My mother, like her own mother, had been a spinstress. A fine one too. Although spinstresses were an important factor to Amaryllus’s survival, with nearly half the residents taking the said occupation, they never got paid enough to live a comfortable life. That sadly included their children.

I had grown up sleeping on a pile of straw with only a thin, scratchy sheet between it and me. It was seen as a luxury that I had something to sleep on at all with most having to subject themselves to sleeping on the floor or, like Tylem and Taylium did a lot, sleep in a hayloft.

The only people who had real beds that stood up off the floor were the Ladies and Lords, Julius’s family, who represented Amaryllus and other nearby towns in the royal court.

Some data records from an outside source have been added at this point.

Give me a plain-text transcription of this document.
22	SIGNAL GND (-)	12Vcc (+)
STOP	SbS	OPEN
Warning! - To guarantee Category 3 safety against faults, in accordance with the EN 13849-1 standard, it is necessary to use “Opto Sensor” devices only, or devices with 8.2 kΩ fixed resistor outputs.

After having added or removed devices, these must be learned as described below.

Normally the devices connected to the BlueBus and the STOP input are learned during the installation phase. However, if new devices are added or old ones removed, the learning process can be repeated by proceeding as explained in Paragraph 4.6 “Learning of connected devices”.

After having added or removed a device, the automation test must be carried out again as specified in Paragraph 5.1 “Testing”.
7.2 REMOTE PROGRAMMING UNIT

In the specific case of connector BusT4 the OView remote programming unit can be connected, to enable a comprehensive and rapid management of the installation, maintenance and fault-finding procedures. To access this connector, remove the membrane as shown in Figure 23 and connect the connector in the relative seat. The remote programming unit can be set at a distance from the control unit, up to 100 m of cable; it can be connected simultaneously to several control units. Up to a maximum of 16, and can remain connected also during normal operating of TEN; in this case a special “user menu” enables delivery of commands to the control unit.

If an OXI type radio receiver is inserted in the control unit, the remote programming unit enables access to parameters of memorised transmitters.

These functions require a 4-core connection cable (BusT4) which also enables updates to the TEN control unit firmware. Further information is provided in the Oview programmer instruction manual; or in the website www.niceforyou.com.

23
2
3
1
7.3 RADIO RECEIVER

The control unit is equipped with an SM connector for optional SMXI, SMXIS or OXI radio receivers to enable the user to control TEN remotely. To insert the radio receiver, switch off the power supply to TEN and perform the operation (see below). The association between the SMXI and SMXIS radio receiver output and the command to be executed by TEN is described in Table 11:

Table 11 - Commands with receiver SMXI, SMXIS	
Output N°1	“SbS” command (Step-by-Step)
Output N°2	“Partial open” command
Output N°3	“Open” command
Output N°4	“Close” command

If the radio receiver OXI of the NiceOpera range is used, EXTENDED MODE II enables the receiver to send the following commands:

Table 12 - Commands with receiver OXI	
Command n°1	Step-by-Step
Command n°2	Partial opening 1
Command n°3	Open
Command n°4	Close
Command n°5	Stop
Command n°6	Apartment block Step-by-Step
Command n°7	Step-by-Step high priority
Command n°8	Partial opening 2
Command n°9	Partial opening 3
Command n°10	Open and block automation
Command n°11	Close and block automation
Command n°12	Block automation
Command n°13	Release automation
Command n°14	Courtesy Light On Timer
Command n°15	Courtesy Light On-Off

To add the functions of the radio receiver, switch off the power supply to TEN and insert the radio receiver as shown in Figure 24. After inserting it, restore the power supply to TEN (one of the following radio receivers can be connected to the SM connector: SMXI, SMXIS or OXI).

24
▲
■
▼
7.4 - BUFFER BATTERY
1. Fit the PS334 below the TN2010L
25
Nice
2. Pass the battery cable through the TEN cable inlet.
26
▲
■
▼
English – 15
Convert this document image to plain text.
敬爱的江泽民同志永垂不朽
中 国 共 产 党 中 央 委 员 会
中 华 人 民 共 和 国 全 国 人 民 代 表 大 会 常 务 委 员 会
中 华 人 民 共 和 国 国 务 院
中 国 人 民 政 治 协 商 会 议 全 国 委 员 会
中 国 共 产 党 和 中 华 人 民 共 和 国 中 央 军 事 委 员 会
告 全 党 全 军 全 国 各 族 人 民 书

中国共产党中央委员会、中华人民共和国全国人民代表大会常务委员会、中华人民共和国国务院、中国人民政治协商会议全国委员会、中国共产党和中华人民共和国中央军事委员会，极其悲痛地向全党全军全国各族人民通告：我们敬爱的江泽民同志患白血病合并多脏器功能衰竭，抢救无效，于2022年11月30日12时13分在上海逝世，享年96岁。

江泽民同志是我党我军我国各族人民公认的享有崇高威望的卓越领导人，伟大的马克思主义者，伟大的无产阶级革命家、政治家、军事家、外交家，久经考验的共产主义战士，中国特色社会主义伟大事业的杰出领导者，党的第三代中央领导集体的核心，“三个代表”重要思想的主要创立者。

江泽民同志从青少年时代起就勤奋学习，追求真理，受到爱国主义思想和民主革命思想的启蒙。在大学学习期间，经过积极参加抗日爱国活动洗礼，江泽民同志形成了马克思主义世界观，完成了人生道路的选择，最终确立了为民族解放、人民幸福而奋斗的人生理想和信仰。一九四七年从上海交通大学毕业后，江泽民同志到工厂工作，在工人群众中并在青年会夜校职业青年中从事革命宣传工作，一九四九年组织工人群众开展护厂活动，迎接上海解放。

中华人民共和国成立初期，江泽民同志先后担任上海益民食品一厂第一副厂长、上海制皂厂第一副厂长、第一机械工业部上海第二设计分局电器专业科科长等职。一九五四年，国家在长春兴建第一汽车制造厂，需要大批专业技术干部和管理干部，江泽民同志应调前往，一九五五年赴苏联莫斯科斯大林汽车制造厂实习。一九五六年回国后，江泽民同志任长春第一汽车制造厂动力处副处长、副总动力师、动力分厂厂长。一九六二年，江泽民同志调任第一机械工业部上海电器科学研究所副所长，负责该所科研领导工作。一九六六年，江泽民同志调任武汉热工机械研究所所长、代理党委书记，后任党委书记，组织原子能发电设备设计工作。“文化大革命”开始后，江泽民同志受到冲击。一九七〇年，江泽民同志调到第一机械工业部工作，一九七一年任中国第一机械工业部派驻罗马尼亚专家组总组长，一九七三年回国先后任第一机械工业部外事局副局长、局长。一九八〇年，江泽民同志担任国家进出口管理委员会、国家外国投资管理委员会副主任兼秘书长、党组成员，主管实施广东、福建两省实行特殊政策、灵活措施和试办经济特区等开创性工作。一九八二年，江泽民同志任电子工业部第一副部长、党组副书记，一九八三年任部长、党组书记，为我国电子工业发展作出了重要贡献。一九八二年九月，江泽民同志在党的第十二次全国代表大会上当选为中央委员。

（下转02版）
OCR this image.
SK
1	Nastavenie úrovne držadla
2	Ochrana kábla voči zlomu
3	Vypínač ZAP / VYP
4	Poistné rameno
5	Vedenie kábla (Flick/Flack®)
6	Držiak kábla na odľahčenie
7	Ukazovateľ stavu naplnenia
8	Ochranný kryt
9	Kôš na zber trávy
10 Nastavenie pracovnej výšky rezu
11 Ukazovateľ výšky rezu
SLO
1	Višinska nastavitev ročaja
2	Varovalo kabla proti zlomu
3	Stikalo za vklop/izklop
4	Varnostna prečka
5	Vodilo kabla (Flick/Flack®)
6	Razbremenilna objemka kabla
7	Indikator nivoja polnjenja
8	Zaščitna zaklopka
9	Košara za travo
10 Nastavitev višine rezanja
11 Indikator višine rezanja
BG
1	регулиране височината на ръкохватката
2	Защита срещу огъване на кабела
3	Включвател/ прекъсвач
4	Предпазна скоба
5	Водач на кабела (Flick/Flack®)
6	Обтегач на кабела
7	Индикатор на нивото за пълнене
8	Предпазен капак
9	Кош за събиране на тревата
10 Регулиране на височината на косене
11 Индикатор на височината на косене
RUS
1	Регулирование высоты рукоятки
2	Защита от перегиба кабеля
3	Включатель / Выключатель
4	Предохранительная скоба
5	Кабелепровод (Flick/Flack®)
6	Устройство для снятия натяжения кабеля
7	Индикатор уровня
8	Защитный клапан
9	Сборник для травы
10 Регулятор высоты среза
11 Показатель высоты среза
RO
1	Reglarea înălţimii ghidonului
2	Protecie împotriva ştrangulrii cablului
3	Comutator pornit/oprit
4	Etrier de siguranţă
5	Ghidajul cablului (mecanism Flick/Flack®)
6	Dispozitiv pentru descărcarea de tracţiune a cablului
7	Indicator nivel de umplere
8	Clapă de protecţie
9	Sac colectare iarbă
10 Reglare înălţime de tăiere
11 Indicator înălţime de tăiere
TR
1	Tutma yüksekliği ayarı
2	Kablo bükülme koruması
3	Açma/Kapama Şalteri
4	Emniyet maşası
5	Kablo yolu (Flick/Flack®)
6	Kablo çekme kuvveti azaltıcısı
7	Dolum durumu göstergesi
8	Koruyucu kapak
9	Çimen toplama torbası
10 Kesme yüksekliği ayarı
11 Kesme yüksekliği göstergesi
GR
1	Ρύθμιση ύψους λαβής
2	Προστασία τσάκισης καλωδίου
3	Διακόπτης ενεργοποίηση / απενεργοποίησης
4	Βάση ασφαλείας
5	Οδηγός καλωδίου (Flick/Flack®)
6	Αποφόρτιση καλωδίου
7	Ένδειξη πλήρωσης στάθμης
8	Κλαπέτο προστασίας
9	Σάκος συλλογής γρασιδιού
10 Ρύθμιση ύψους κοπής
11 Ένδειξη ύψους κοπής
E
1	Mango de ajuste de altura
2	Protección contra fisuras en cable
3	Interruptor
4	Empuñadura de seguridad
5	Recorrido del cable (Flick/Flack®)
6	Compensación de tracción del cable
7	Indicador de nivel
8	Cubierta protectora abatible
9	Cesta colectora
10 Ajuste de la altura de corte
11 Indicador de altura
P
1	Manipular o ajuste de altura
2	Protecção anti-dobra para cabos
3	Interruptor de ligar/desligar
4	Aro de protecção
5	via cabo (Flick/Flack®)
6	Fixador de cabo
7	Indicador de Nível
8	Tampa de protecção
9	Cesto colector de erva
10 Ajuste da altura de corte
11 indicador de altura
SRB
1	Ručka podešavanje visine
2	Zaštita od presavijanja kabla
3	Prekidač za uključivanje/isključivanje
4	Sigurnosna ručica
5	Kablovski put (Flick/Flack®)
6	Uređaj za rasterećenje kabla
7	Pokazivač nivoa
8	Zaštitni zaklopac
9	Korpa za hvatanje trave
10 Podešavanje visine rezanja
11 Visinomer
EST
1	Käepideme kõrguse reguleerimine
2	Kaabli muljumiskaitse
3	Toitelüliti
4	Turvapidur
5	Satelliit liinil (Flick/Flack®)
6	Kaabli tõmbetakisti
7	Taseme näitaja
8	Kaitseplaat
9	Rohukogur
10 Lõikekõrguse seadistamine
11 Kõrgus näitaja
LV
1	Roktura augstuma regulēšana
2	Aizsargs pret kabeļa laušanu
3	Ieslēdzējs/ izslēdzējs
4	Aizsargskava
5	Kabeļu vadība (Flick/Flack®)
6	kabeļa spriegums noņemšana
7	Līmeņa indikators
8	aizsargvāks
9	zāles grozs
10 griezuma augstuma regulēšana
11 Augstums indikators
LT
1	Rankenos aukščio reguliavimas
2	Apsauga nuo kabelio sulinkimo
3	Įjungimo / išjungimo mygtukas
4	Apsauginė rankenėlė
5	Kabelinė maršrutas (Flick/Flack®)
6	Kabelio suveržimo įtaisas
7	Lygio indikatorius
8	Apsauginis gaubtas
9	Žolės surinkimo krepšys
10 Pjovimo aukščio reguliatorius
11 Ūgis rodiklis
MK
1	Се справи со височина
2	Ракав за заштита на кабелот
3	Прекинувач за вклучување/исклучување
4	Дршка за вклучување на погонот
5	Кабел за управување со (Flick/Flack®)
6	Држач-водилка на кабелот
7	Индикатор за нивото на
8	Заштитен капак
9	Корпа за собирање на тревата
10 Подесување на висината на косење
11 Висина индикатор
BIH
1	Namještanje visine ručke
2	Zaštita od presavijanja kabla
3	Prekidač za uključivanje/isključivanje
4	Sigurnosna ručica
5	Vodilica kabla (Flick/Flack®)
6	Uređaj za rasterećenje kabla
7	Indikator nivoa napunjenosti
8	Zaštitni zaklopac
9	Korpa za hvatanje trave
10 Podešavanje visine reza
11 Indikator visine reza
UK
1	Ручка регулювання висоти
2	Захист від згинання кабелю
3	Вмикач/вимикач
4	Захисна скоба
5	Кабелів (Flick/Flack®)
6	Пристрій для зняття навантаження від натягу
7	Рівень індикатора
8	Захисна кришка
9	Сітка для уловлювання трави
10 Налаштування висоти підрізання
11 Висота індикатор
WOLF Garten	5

However, despite the straw never being exactly comfortable and sometimes rather annoying, it was home. It was my home and I loved every crack, every leak, and every flaw with all the fibers that made up my body.

That’s why when I finally regained consciousness, I knew I was dead.

The cloud I was lying on wasn’t like anything my young and benighted brain could have ever comprehended on its own. Soft and warm, I snuggled into its comfort as close to it as it would allow me to, never wanting to open my eyes in fear that it would ruin my chances of ever achieving such peace again. I slowly rubbed my hands over the soft material near my face, basking in its cozy heavenliness.

A sigh of content escaped my lips, a sound foreign to my ears and strange on my tongue. The longer I stayed still, the more my whole body seemed to sink into the cloud, allowing it to mold perfectly to fit my body and ease all its tensions.

It even smelled good, like freshly washed linen and pine with a hint of something musky. I hummed. Breathing it in greedily like a starved man would inhale food, I allowed the alluring scent to start slowly drifting me back to sleep, a part of myself silently hoping I would never wake again.

“I enjoy your scent too. I’m glad to see you find mine pleasant as well.”

I shot up in terror, an embarrassing noise that sounded awfully like a mix between a scream and a gasp emitting from somewhere deep in my chest. Now in a tense seated position on the king sized bed, I looked down at the grey sheets pooled in my lap and over to the man sitting in the dark corner, a book in hand, and the outline of reading glasses barely visible.

He looked so casual sitting there, the perfect image of people’s concept of an ideal morning. Noticing a bitter and distinct smell, I looked over at the small table next to his chair and to the steaming cup that sat on top.

“What the hell?” I breathed groggily, grasping my chest only to look down once more when my hand met an unfamiliar material. Bewildered, my eyes widened when I noticed that my body was clad in a light blue nightgown made of what I perceived as silk, a white lace trim along the end of the short skirt that barely covered my rear as well as the low ‘V’-shaped collar that revealed the line of my cleavage. “Who the fuck put this on me?” I asked aloud, pulling the covers away to observe the gown some more and becoming appalled when I noticed the triangular cutouts in the fabric on my outer thighs.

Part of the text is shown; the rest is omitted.